Проснулась я чуть свет: привыкла за четыре года – на территории кампуса в семь включали радио, и гром национального гимна мог разбудить даже покойника. Юлька тоже оказалась ранней пташкой и, как только я завозилась на неудобной раскладушке, спросила:
– Что проснулась? Рано еще.
– Отоспалась за дорогу. А ты?
– Да вот все думаю, куда этот субчик, Слесарев, подевался? Как сейчас помню, последний раз я ему звонила первого июня, в международный день защиты детей; он, вроде, никуда не собирался, обо всем договорились. Не понимаю.
– Я же через неделю должна была вернуться.
– В отпуск уехал? Вряд ли, он бы предупредил.
– А может, в командировку?
– Черт его знает. Я ему всю неделю звонила – без толку. Ну ничего, поживешь у меня, а там видно будет. Кофе хочешь?
– Ага, твоего, в Китае ведь в основном растворимый продается.
Юлька, похожая на фрегат в своей необъятной ситцевой рубашке, проплыла на кухню, я покрутилась еще немного – вставать, честно говоря, не хотелось, но ложе было не из царских, и я тоже поднялась. Майка, конечно, еще дрыхла. Вода оказалась тепловатой, поэтому душ не так чтобы очень взбодрил, вся надежда была на кофе – Богдашечка великий мастер его готовить.
– Хорошо тебе, – сказала она жалобно, глядя на мое розовое одеяние, – а я никак не могу себе махровый халат подобрать: все для мелюзги.
– Ты и в этом самая красивая, – я чмокнула ее в щеку, и она растроганно заморгала своими большими кукольными глазами.

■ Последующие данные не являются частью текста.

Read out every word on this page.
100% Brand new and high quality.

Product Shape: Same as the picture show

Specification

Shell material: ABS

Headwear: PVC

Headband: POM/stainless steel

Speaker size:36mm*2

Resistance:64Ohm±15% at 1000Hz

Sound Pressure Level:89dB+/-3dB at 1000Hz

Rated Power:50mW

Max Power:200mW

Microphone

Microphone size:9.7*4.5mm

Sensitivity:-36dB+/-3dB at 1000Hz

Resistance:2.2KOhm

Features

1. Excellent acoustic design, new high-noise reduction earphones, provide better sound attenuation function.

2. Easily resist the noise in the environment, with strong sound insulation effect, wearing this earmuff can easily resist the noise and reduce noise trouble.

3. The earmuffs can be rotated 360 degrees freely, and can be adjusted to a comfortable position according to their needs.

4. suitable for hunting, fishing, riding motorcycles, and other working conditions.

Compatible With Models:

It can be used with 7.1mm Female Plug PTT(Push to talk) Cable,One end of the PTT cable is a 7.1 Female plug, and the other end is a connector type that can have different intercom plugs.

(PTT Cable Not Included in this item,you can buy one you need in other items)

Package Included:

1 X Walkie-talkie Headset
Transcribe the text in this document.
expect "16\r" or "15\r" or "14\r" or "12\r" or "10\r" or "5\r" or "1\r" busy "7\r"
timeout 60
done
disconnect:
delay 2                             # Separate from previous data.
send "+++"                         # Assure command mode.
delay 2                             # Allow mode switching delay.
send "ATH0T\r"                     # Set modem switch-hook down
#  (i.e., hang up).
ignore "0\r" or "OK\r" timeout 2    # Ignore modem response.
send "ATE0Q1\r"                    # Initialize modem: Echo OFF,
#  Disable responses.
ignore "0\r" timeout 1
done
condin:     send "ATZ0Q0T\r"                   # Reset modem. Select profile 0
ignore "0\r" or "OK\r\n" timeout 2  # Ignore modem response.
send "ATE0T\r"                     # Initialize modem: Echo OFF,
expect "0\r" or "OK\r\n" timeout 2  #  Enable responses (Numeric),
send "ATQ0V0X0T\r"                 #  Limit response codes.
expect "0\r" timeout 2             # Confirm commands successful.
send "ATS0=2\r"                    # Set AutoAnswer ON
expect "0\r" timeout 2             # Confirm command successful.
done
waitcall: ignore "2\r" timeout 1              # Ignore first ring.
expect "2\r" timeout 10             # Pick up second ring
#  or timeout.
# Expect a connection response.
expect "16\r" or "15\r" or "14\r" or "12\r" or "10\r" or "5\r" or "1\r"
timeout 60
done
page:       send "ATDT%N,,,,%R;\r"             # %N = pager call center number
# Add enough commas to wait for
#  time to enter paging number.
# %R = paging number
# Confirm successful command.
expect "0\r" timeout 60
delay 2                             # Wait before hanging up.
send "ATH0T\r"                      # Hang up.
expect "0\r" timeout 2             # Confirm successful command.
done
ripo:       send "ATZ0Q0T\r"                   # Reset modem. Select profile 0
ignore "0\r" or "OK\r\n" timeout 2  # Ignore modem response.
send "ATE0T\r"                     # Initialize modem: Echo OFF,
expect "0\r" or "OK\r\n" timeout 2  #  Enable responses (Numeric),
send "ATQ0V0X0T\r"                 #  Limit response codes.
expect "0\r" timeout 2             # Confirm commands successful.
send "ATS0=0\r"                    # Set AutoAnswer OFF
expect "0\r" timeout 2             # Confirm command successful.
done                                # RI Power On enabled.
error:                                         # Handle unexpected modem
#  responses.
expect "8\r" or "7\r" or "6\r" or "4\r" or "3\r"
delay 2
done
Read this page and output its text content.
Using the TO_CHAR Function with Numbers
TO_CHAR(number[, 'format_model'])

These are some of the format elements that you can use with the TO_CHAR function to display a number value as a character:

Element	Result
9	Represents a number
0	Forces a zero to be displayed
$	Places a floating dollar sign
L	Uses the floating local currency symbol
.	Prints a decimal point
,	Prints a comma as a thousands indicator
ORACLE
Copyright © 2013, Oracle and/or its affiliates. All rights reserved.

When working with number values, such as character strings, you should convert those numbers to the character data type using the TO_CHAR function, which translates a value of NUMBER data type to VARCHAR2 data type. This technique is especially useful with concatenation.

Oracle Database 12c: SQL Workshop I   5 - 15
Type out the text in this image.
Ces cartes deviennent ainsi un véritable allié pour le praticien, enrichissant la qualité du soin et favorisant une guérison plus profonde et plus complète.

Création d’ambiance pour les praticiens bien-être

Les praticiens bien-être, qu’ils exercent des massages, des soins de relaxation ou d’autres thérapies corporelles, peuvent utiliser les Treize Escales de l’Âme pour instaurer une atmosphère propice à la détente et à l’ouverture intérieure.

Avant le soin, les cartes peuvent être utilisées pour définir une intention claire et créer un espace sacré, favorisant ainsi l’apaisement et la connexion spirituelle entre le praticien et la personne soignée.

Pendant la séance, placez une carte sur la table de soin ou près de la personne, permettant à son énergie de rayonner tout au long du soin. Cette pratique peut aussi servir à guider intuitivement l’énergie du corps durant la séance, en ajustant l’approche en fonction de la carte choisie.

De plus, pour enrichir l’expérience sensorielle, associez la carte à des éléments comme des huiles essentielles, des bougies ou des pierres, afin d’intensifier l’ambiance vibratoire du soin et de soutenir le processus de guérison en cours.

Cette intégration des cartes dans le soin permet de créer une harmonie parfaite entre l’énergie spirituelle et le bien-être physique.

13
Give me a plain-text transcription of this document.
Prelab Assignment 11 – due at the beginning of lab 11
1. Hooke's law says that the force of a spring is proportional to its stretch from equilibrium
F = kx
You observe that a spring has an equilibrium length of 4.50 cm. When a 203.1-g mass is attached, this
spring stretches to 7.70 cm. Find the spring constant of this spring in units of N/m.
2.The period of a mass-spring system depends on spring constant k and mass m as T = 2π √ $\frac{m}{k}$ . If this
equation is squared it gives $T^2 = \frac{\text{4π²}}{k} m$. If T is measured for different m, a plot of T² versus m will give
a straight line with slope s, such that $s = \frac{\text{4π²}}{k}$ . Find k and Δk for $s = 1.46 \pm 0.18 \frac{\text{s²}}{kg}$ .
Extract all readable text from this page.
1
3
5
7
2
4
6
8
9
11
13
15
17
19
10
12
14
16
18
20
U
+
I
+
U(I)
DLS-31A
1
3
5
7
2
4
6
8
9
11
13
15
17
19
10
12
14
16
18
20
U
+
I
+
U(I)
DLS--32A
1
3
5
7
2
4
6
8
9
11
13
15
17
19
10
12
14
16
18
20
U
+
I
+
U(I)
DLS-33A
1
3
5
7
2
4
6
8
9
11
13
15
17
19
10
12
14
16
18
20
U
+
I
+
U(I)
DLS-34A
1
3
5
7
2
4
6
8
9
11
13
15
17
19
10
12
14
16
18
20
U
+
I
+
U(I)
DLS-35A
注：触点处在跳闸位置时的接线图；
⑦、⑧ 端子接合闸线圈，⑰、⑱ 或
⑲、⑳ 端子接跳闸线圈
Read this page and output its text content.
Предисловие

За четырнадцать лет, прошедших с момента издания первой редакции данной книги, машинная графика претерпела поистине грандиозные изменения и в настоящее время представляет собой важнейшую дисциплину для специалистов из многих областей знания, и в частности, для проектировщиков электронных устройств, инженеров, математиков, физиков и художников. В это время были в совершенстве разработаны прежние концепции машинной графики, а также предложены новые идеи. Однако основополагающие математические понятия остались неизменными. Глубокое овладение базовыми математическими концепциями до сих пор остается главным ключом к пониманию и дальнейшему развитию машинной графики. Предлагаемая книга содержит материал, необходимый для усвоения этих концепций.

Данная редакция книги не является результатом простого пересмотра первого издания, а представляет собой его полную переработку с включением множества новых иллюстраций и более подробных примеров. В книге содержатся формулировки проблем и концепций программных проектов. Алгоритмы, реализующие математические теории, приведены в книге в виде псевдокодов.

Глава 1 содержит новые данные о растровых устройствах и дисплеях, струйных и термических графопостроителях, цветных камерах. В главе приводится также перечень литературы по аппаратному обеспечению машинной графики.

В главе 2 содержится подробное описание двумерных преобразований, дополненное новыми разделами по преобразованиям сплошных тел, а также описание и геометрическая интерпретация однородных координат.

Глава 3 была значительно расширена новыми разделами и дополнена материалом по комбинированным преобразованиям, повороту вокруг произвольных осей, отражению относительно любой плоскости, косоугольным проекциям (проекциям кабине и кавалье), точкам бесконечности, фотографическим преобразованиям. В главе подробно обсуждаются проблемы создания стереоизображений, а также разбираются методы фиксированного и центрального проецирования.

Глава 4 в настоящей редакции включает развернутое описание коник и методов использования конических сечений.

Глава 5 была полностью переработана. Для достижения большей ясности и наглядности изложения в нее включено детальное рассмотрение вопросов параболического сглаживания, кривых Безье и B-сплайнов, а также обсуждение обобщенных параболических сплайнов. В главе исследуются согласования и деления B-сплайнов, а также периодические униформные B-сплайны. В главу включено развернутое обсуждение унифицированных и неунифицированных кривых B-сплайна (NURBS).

После кофе мы закурили, и Юлька глянула на часы:
– Дай-ка еще попробую.
На этот раз телефон отозвался короткими гудками, и она встрепенулась:
– Засекли! Болтает с кем-то. Давай прямо сейчас к нему, а то опять куда-нибудь слиняет.
Через десять минут мы тарахтели на Карле по пустынным еще улицам.
Ехать было всего ничего, двор встретил полной тишиной; в отличие от меня, он совсем не изменился. Лифт почему-то не работал; знакомая лестница, зеленые панели, мой третий этаж – и вдруг вишневая металлическая дверь. Я оцепенела.
– Мама родная, вот так фокус! – ахнула Юлька. – Когда это он успел?
Она принялась нажимать кнопку звонка; не знаю, почему, я поняла, что квартира пуста.
– Черт, куда же он подевался? – Юлька продолжала безуспешно давить на коричневую пуговку. – Ведь точно же был дома.
В этот момент открылась дверь напротив, и на площадке появилась худенькая остроносая бабулька. Бог мой, это была Анна Петровна, моя соседка – что делает с людьми время!
– Инна, ты! – изумленно уставилась она на меня.
– Я, Анна Петровна, здравствуйте. Видите, вот домой попасть не могу.
– Как домой? А говорили, ты квартиру продала.
– Кто говорил?
– Этот самый Геннадий Васильевич. Еще год назад. Я спросила, когда здесь мастера работали, так он и сказал.
– Ерунда какая! Давно вы его видели?
Соседка призадумалась.
– Да уж с месяц, как не больше.
– Ничего не понимаю. Я сдала ее, через бюро.
– Что за игры? – разозлилась Юлька. – Пойдем звонить Галине.
– От меня можете, – засуетилась Анна Петровна, предчувствуя развлечение.
После энного гудка я услышала сонное:
– Слушаю.
– Галя, это я.
Ее голос зазвенел:
– Инка, привет! Ну что, когда ждать?
– Да я уже дома.
Последовало долгое молчание, затем растерянный вопрос:
– Ты звонишь из дома?
– Нет, квартира закрыта, и где этот твой Слесарев – неизвестно.
Юлька потянула у меня трубку и безапелляционным тоном потребовала:
– Приезжай-ка, дорогая, у нас масса вопросов. Или нам подъехать? – вопрос прозвучал ехидно.